The idea is seplyr
package lets you program over dplyr
0.7.* without needing a Ph.D. in computer science.
In dplyr
if you know the names of columns when you are writing code you can write code such as the following.
suppressPackageStartupMessages(library("dplyr"))
datasets::mtcars %>%
group_by(cyl, gear) %>%
head()
## # A tibble: 6 x 11
## # Groups: cyl, gear [4]
## mpg cyl disp hp drat wt qsec vs am gear carb
## <dbl> <dbl> <dbl> <dbl> <dbl> <dbl> <dbl> <dbl> <dbl> <dbl> <dbl>
## 1 21.0 6 160 110 3.90 2.620 16.46 0 1 4 4
## 2 21.0 6 160 110 3.90 2.875 17.02 0 1 4 4
## 3 22.8 4 108 93 3.85 2.320 18.61 1 1 4 1
## 4 21.4 6 258 110 3.08 3.215 19.44 1 0 3 1
## 5 18.7 8 360 175 3.15 3.440 17.02 0 0 3 2
## 6 18.1 6 225 105 2.76 3.460 20.22 1 0 3 1
If instead the names of the columns are coming from a variable set elsewhere you need to use a tool to substitute those names in as show below.

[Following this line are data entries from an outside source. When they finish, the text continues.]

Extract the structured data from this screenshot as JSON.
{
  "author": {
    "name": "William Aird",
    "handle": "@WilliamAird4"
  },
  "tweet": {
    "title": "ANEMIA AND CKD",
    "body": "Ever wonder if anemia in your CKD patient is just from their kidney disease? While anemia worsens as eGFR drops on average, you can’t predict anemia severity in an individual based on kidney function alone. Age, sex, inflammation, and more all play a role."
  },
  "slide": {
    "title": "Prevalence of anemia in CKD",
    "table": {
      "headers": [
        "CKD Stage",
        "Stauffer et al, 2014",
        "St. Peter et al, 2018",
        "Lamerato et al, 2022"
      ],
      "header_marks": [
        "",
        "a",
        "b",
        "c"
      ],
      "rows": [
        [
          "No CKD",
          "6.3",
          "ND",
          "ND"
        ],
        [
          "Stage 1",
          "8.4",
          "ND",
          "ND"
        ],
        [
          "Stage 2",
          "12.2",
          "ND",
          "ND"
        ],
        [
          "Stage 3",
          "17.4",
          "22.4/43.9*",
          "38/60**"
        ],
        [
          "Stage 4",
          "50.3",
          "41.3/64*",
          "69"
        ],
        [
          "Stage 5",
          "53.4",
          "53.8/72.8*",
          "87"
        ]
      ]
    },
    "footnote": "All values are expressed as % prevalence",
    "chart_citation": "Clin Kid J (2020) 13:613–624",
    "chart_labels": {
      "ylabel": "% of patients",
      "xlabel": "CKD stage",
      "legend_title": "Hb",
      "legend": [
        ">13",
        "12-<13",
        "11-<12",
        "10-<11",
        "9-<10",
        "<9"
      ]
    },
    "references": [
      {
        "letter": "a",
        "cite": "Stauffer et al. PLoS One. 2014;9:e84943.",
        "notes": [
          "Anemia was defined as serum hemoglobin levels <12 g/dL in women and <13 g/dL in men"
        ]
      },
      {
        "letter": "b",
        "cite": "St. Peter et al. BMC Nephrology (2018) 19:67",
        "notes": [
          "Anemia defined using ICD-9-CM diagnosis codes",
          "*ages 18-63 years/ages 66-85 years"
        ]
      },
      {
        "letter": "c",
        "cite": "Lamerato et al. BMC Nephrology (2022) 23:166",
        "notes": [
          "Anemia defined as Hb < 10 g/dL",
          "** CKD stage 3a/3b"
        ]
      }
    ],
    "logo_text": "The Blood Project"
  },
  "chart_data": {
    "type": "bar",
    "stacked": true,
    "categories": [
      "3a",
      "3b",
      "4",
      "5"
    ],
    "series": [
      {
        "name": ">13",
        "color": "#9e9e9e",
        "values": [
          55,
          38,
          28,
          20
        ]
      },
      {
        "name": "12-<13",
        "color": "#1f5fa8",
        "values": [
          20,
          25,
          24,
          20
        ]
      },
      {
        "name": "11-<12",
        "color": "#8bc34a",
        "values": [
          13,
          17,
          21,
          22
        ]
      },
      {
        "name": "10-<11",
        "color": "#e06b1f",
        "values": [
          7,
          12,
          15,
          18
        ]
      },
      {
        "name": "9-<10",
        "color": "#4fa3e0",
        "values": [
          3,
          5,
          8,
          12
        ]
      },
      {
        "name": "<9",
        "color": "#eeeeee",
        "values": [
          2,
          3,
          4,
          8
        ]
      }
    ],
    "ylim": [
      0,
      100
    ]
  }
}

groupingVars <- c('cyl', 'gear') # assume this is set elsewhere
datasets::mtcars %>%
group_by(!!!rlang::syms(groupingVars)) %>%
head()
## # A tibble: 6 x 11
## # Groups: cyl, gear [4]
## mpg cyl disp hp drat wt qsec vs am gear carb
## <dbl> <dbl> <dbl> <dbl> <dbl> <dbl> <dbl> <dbl> <dbl> <dbl> <dbl>
## 1 21.0 6 160 110 3.90 2.620 16.46 0 1 4 4
## 2 21.0 6 160 110 3.90 2.875 17.02 0 1 4 4
## 3 22.8 4 108 93 3.85 2.320 18.61 1 1 4 1
## 4 21.4 6 258 110 3.08 3.215 19.44 1 0 3 1
## 5 18.7 8 360 175 3.15 3.440 17.02 0 0 3 2
## 6 18.1 6 225 105 2.76 3.460 20.22 1 0 3 1
If you don’t want to try and digest entire theory of quasi-quoting (the rlang::syms()
) and splicing (the !!!
) then you can use seplyr
which conveniently wraps the operations as follows:
library("seplyr")
datasets::mtcars %>%
group_by_se(groupingVars) %>%
head()
## # A tibble: 6 x 11
## # Groups: cyl, gear [4]
## mpg cyl disp hp drat wt qsec vs am gear carb
## <dbl> <dbl> <dbl> <dbl> <dbl> <dbl> <dbl> <dbl> <dbl> <dbl> <dbl>
## 1 21.0 6 160 110 3.90 2.620 16.46 0 1 4 4
## 2 21.0 6 160 110 3.90 2.875 17.02 0 1 4 4
## 3 22.8 4 108 93 3.85 2.320 18.61 1 1 4 1
## 4 21.4 6 258 110 3.08 3.215 19.44 1 0 3 1
## 5 18.7 8 360 175 3.15 3.440 17.02 0 0 3 2
## 6 18.1 6 225 105 2.76 3.460 20.22 1 0 3 1
And that is it. seplyr::group_by_se()
performs the wrapping for you without you having to work through the details of rlang
. If you are interested in the details seplyr
itself is a good tutorial. For example you can examine seplyr
’s implementation to see the necessary notations:
print(group_by_se)
## function (.data, groupingVars, add = FALSE)
## {
## groupingSyms <- rlang::syms(groupingVars)
## group_by(.data = .data, !(!(!groupingSyms)), add = add)
## }
## <bytecode: 0x7fc26bc92ca8>
## <environment: namespace:seplyr>
And of course we try to supply some usable help entries, example help(group_by_se)
:
group_by standard interface.
Description
Group a data frame by the groupingVars. Author: John Mount, Win-Vector LLC.
Usage
group_by_se(.data, groupingVars, add = FALSE)
Arguments
.data data.frame
groupingVars character vector of column names to group by.
add logical, passed to group_by
Value
.data grouped by columns named in groupingVars
Examples
group_by_se(datasets::mtcars, c("cyl", "gear")) %>%
head()
# roughly equivalent to:
# do.call(group_by_, c(list(datasets::mtcars), c('cyl', 'gear')))
In addition to a series of adapters we also supply a number of useful new verbs including:
add_group_indices()
Adds a column of per-group ids to data.add_group_summaries()
Adds per-group summaries to data.group_summarize()
Binds grouping, arrangement, and summarization together for clear documentation of intent.